A 10.0-mL solution of 0.30 M NH3 is titrated with a 0.100 M HCl solution. Calculate the pH after the following additions of the HCl solution:

a) 0.00 mL
b) 10.0 mL
c) 30.0 mL
d) 40.0 mL

Try the equation, ICE chart, etc just like the NaOH + CH3COOH problem you did previously. Then figure what you have in solution an solve accordingly. Post your work if you get stuck and I'll help you through it.

I don't even know where to start. There is no volume for HCl and am not sure how the equation is suppose to look like. I'm just confused about this problem.

Yes, there is a volume for HCl; in fact, that's what the problem is all about. That is, what is the pH after the addition of each of those quantities of 0.1M HCl.

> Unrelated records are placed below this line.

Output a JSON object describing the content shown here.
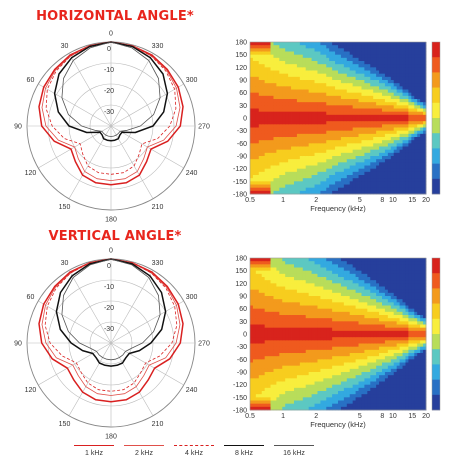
{
  "titles": {
    "horizontal": "HORIZONTAL ANGLE*",
    "vertical": "VERTICAL ANGLE*"
  },
  "legend": [
    {
      "label": "1 kHz",
      "color": "#d92020",
      "style": "solid",
      "width": 1.5
    },
    {
      "label": "2 kHz",
      "color": "#e0504a",
      "style": "solid",
      "width": 0.8
    },
    {
      "label": "4 kHz",
      "color": "#d92020",
      "style": "dashed",
      "width": 0.8
    },
    {
      "label": "8 kHz",
      "color": "#111111",
      "style": "solid",
      "width": 1.5
    },
    {
      "label": "16 kHz",
      "color": "#555555",
      "style": "solid",
      "width": 0.8
    }
  ],
  "chart_data": [
    {
      "type": "polar",
      "name": "horizontal-polar",
      "angle_labels": [
        "0",
        "30",
        "60",
        "90",
        "120",
        "150",
        "180",
        "210",
        "240",
        "270",
        "300",
        "330"
      ],
      "radial_labels": [
        "0",
        "-10",
        "-20",
        "-30"
      ],
      "rlim": [
        -40,
        0
      ],
      "series": [
        {
          "name": "1 kHz",
          "angles": [
            0,
            15,
            30,
            45,
            60,
            75,
            90,
            105,
            120,
            135,
            150,
            165,
            180
          ],
          "values": [
            0,
            -0.5,
            -1,
            -2,
            -3,
            -4.5,
            -7,
            -12,
            -18,
            -16,
            -13,
            -12,
            -12
          ]
        },
        {
          "name": "2 kHz",
          "angles": [
            0,
            15,
            30,
            45,
            60,
            75,
            90,
            105,
            120,
            135,
            150,
            165,
            180
          ],
          "values": [
            0,
            -0.5,
            -1.5,
            -2.5,
            -4,
            -6,
            -9,
            -14,
            -20,
            -18,
            -15,
            -14,
            -14
          ]
        },
        {
          "name": "4 kHz",
          "angles": [
            0,
            15,
            30,
            45,
            60,
            75,
            90,
            105,
            120,
            135,
            150,
            165,
            180
          ],
          "values": [
            0,
            -0.5,
            -1.5,
            -3,
            -5,
            -8,
            -12,
            -17,
            -23,
            -21,
            -18,
            -17,
            -17
          ]
        },
        {
          "name": "8 kHz",
          "angles": [
            0,
            15,
            30,
            45,
            60,
            75,
            90,
            105,
            120,
            135,
            150,
            165,
            180
          ],
          "values": [
            0,
            -0.8,
            -2.5,
            -5,
            -9,
            -14,
            -20,
            -28,
            -34,
            -34,
            -33,
            -33,
            -33
          ]
        },
        {
          "name": "16 kHz",
          "angles": [
            0,
            15,
            30,
            45,
            60,
            75,
            90,
            105,
            120,
            135,
            150,
            165,
            180
          ],
          "values": [
            0,
            -1.5,
            -4,
            -8,
            -13,
            -19,
            -26,
            -32,
            -35,
            -35,
            -35,
            -35,
            -35
          ]
        }
      ]
    },
    {
      "type": "heatmap",
      "name": "horizontal-directivity",
      "xlabel": "Frequency (kHz)",
      "x_ticks": [
        "0.5",
        "1",
        "2",
        "5",
        "8",
        "10",
        "15",
        "20"
      ],
      "x_values": [
        0.5,
        1,
        2,
        5,
        8,
        10,
        15,
        20
      ],
      "y_ticks": [
        "180",
        "150",
        "120",
        "90",
        "60",
        "30",
        "0",
        "-30",
        "-60",
        "-90",
        "-120",
        "-150",
        "-180"
      ],
      "ylim": [
        -180,
        180
      ],
      "beamwidth_profile": [
        [
          0.5,
          130
        ],
        [
          0.7,
          110
        ],
        [
          1,
          95
        ],
        [
          2,
          78
        ],
        [
          3,
          65
        ],
        [
          5,
          52
        ],
        [
          8,
          40
        ],
        [
          12,
          28
        ],
        [
          16,
          18
        ],
        [
          20,
          12
        ]
      ],
      "rear_lobe": true
    },
    {
      "type": "polar",
      "name": "vertical-polar",
      "angle_labels": [
        "0",
        "30",
        "60",
        "90",
        "120",
        "150",
        "180",
        "210",
        "240",
        "270",
        "300",
        "330"
      ],
      "radial_labels": [
        "0",
        "-10",
        "-20",
        "-30"
      ],
      "rlim": [
        -40,
        0
      ],
      "series": [
        {
          "name": "1 kHz",
          "angles": [
            0,
            15,
            30,
            45,
            60,
            75,
            90,
            105,
            120,
            135,
            150,
            165,
            180
          ],
          "values": [
            0,
            -0.5,
            -1,
            -2,
            -3,
            -4.5,
            -7,
            -11,
            -16,
            -15,
            -13,
            -12,
            -12
          ]
        },
        {
          "name": "2 kHz",
          "angles": [
            0,
            15,
            30,
            45,
            60,
            75,
            90,
            105,
            120,
            135,
            150,
            165,
            180
          ],
          "values": [
            0,
            -0.5,
            -1.5,
            -2.5,
            -4,
            -6,
            -9,
            -13,
            -19,
            -18,
            -16,
            -15,
            -15
          ]
        },
        {
          "name": "4 kHz",
          "angles": [
            0,
            15,
            30,
            45,
            60,
            75,
            90,
            105,
            120,
            135,
            150,
            165,
            180
          ],
          "values": [
            0,
            -0.5,
            -1.5,
            -3,
            -5,
            -7.5,
            -11,
            -16,
            -21,
            -20,
            -18,
            -17,
            -17
          ]
        },
        {
          "name": "8 kHz",
          "angles": [
            0,
            15,
            30,
            45,
            60,
            75,
            90,
            105,
            120,
            135,
            150,
            165,
            180
          ],
          "values": [
            0,
            -1,
            -3,
            -6,
            -10,
            -15,
            -21,
            -26,
            -30,
            -30,
            -29,
            -29,
            -29
          ]
        },
        {
          "name": "16 kHz",
          "angles": [
            0,
            15,
            30,
            45,
            60,
            75,
            90,
            105,
            120,
            135,
            150,
            165,
            180
          ],
          "values": [
            0,
            -1.5,
            -4,
            -8,
            -13,
            -19,
            -25,
            -30,
            -32,
            -32,
            -32,
            -32,
            -32
          ]
        }
      ]
    },
    {
      "type": "heatmap",
      "name": "vertical-directivity",
      "xlabel": "Frequency (kHz)",
      "x_ticks": [
        "0.5",
        "1",
        "2",
        "5",
        "8",
        "10",
        "15",
        "20"
      ],
      "x_values": [
        0.5,
        1,
        2,
        5,
        8,
        10,
        15,
        20
      ],
      "y_ticks": [
        "180",
        "150",
        "120",
        "90",
        "60",
        "30",
        "0",
        "-30",
        "-60",
        "-90",
        "-120",
        "-150",
        "-180"
      ],
      "ylim": [
        -180,
        180
      ],
      "beamwidth_profile": [
        [
          0.5,
          140
        ],
        [
          0.7,
          120
        ],
        [
          1,
          100
        ],
        [
          2,
          82
        ],
        [
          3,
          70
        ],
        [
          5,
          56
        ],
        [
          8,
          42
        ],
        [
          12,
          30
        ],
        [
          16,
          20
        ],
        [
          20,
          14
        ]
      ],
      "rear_lobe": true
    }
  ],
  "colorscale": [
    "#d8231c",
    "#ef5a1e",
    "#f39a1c",
    "#f7cd1e",
    "#f8ee3d",
    "#b8dd5a",
    "#5cc8c2",
    "#33a9e0",
    "#2870c4",
    "#263f9c"
  ]
}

You have 10.00 mL of 0.3M NH3 initially which is 3. mmole.
After 0 mL, that is 0 mmole HCl added.
After 10 mL x 0.1M HCl = 1 mmol added.
After 30 mL x 0.1M HCl = 3 mmole added.
After 40 mL x 0.1M HCl = 4 mmole added.

...............NH3 + HCl ==> NH4Cl
initial........3.....0.......0
added...............1............
added...............2...........
added...............3...........
added...............4...........
equil..........you can complete this.
So look to see where you are at each addition.
initially (at zero mLHCl) you have 10.0 mL of 0.3M NH3. And that's all except for the water. You know NH3 is a weak base, so you write the ionization, Kb, and solve for the OH^- and from there the pOH and pH.

At 30 mL, you have the equivalence point so all of the NH3 has been titrated with HCl and you have NH4Cl so the pH is determined by the hydrolysis of the NH4Cl salt.
All points between the beginning and the equivalence point is a buffer solution and the pH is determined by the Henderson-Hasselbalch equation.
At all point after the equivalence point, the pH is determined by the amount of excess HCl present.
Just complete the ICE chart for each of the quantities of HCl added and plug into those expressions as outlined above.

To calculate the pH after each addition of the HCl solution, we need to consider the reaction that takes place between NH3 (ammonia) and HCl (hydrochloric acid). Ammonia (NH3) is a weak base while hydrochloric acid (HCl) is a strong acid.

The balanced chemical equation for the reaction between NH3 and HCl is:

NH3 + HCl -> NH4+ + Cl-

Initially, we have a 10.0 mL solution of 0.30 M NH3. This means there are (0.30 mol/L) x (0.0100 L) = 0.0030 moles of NH3 present in the solution.

a) 0.00 mL HCl added:
Since no HCl is added, the reaction does not occur. Therefore, the concentration of NH3 remains the same. To calculate the pH, we need to solve for the pOH first using the equation:

pOH = -log[NH4+]

Since no NH4+ is formed in this case, the pOH is 0.0. And since pH + pOH = 14, the pH will be 14 - 0 = 14.

b) 10.0 mL HCl added:
Since the same volume of HCl is added as the NH3 solution, we need to calculate the resulting concentration of NH3 and NH4+ after the reaction.

The reaction is 1:1 between NH3 and HCl, meaning that for every 1 mole of NH3, 1 mole of NH4+ is formed. Thus, all 0.0030 moles of NH3 will react with 0.0030 moles of HCl.

The volume of the resulting solution will be 10.0 mL + 10.0 mL = 20.0 mL = 0.0200 L.

The new concentration of NH3 can be calculated as follows:
NH3: (0.0030 mol) / (0.0200 L) = 0.150 M

To calculate the concentration of NH4+, we need to consider that NH4+ is the product of the reaction. Since 0.0030 moles of NH3 will react with 0.0030 moles of HCl, the concentration of NH4+ will also be 0.150 M.

Now, to calculate the pH, we need to find the pOH again. Since NH4+ is a weak acid, we can use its concentration to calculate the pOH:

pOH = -log[NH4+]
pOH = -log(0.150)
pOH ≈ 0.823

Since pH + pOH = 14, the pH is 14 - 0.823 = 13.18.

c) 30.0 mL HCl added:
Following the same process as in part (b), we find that the final concentration of NH3 and NH4+ after the reaction is 0.090 M. Using the pOH equation, we find that pOH ≈ 0.959, and thus, the pH is 14 - 0.959 ≈ 13.04.

d) 40.0 mL HCl added:
Following the same process as in parts (b) and (c), we find that the final concentration of NH3 and NH4+ after the reaction is 0.060 M. Using the pOH equation, we find that pOH ≈ 1.221, and thus, the pH is 14 - 1.221 ≈ 12.78.

Therefore, after the additions of 0.00 mL, 10.0 mL, 30.0 mL, and 40.0 mL of HCl solution, the pH is approximately 14, 13.18, 13.04, and 12.78, respectively.